As pessoas costumam perguntar o que teria aprendido
Jesus nesta encarnação. Uma passagem do Evangelho, o da mulher Cananéia - Mateus 15, 21-28
- que pede, aos gritos, que Jesus cure sua filha, mostra um Jesus arrogante nas
suas respostas à mulher, duro e inflexível, dizendo-lhe - "Não é bom tirar o pão dos filhos e
dá-los aos cachorrinhos". Os judeus tratavam os cananeus de cachorros. A
mulher lhe responde –“Também os cachorrinhos comem das migalhas que caem das
mesas dos seus donos". Diante
desta resposta, Jesus entende que tinha vindo no mundo para todos os povos e
não somente para os judeus. Com isso,
Jesus muda sua posição, lhe diz que a fé da mulher a havia salvado e ajuda à
filha dela. Neste momento Jesus se desgarrou de sua origem, e se tornou
universal. O que ele aprendeu aqui? Humildade, já que para ele até aí somente
havia um povo escolhido, o seu, o judeu. Em outra passagem ele manda seus
apóstolos pregarem, mas recomenda, não entrem nas terras dos pagãos. Sempre que
um espírito reencarna alguma coisa ele vai aprender. Não se volta à matéria sem
um motivo.
Assim, o homem Jesus reencarnou, para sua última vida
na matéria. Atingiu o ápice de seu crescimento espiritual e, por isso,
tornou-se um filho especial de Deus. A humanidade toda chegará a este ponto de
desenvolvimento espiritual, cada ser humano ao seu tempo.
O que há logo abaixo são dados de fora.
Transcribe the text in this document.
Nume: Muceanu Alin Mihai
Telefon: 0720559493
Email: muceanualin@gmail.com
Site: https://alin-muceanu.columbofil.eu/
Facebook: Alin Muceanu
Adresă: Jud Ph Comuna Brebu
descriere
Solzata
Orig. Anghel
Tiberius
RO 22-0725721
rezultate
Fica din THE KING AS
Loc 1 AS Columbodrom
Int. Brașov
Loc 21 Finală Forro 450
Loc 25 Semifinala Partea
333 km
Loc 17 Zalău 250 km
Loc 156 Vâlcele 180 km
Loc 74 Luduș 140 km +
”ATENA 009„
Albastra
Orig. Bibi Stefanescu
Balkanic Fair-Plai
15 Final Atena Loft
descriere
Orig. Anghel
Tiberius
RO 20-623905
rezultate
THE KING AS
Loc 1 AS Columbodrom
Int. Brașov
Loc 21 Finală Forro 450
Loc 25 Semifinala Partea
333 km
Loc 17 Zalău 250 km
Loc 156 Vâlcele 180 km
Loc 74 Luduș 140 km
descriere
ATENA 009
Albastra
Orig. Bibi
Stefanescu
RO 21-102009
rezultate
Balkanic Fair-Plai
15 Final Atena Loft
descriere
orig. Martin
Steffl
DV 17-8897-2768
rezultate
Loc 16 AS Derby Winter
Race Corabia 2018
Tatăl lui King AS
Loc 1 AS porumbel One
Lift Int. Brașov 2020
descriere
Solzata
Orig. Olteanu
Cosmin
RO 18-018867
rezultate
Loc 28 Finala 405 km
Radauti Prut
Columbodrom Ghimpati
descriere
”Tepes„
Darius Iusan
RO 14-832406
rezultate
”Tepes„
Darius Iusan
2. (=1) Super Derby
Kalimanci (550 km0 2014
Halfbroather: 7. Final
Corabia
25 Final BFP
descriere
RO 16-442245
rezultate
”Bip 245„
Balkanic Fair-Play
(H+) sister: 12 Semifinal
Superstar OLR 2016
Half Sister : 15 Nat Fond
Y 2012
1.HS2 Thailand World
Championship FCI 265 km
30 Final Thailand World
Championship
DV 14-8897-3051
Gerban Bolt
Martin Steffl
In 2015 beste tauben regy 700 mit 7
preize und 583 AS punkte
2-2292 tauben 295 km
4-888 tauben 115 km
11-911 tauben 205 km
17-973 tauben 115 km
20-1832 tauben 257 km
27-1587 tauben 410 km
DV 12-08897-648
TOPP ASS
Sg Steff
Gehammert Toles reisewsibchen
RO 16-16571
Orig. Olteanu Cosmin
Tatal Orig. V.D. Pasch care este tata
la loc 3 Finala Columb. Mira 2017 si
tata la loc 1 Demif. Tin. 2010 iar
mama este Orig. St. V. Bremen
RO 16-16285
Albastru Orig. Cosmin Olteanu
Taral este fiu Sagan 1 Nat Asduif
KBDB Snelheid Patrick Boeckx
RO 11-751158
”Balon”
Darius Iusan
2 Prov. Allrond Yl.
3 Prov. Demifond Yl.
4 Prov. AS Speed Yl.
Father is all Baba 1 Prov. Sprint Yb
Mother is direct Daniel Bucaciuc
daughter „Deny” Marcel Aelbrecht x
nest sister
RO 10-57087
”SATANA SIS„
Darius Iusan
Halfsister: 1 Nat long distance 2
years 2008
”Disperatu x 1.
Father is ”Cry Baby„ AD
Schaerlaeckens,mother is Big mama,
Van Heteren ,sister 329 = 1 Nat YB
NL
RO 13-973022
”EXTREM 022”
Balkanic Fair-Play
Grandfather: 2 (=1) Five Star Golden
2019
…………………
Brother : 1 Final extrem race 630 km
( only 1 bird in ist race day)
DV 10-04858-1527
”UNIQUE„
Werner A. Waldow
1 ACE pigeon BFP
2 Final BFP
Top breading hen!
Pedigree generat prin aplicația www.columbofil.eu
Voltemos à quaresma. Esse período que hoje é de
quarenta dias, já foi de três, de trinta e por fim chegou a quarenta. Por que
chegou finalmente aos quarenta dias. O número quarenta tem uma presença muito
significativa na Bíblia. O dilúvio decorreu por quarenta dias e quarenta
noites; Moisés caminhou quarenta anos pelo deserto com o seu povo; Jesus se refugiou
no deserto por quarenta dias, e vários outros eventos ocorreram nesse período.
Por isso a Igreja Católica optou por este tempo.
A quaresma é um dos ritos que mais preocupam alguns
chefes de Terreiro, no tocante a como se comportar. Para entender o que seria a
quaresma para nós, devemos entender primeiro a chamada paixão de Cristo.
Enquanto para os católicos este período é de sofrimento para Jesus, culminando
em sua morte dolorosa, para nós, espiritualistas, ele é na verdade o auge do
desenvolvimento espiritual do homem Jesus. Assim, sua morte na cruz, já
planejada para esta sua última vida na carne, longe de ser motivo de tristeza,
é motivo de contentamento. Aquele Espírito atingiu o mais alto nível de
evolução possível para um ser humano. Aquele Espírito ficou face a face com a
inesgotável fonte de energia divina.
Assim, para nós, umbandistas, o significado da
quaresma não pode ser o mesmo, por dois motivos: o primeiro, é o fato de não
ser um ritual nosso; o segundo é pela forma como encaramos a crucificação de
Jesus. Os terreiros não só podem, como
devem abrir suas portas para fazer a caridade. Nada existe, do ponto de vista
espiritual que diferencie esse período do resto do ano.
Mais ainda, se as vibrações de dor, pena e culpa que
tomam conta de uma parcela da população facilitarem a presença de espíritos de
baixa estatura espiritual, que seja, nossas entidades estão ali para trabalhar
e ajudar não só nossos fiéis e filhos umbandistas, como também para aproveitar
a oportunidade para resgatar alguns desses espírito e conduzi-los para a luz.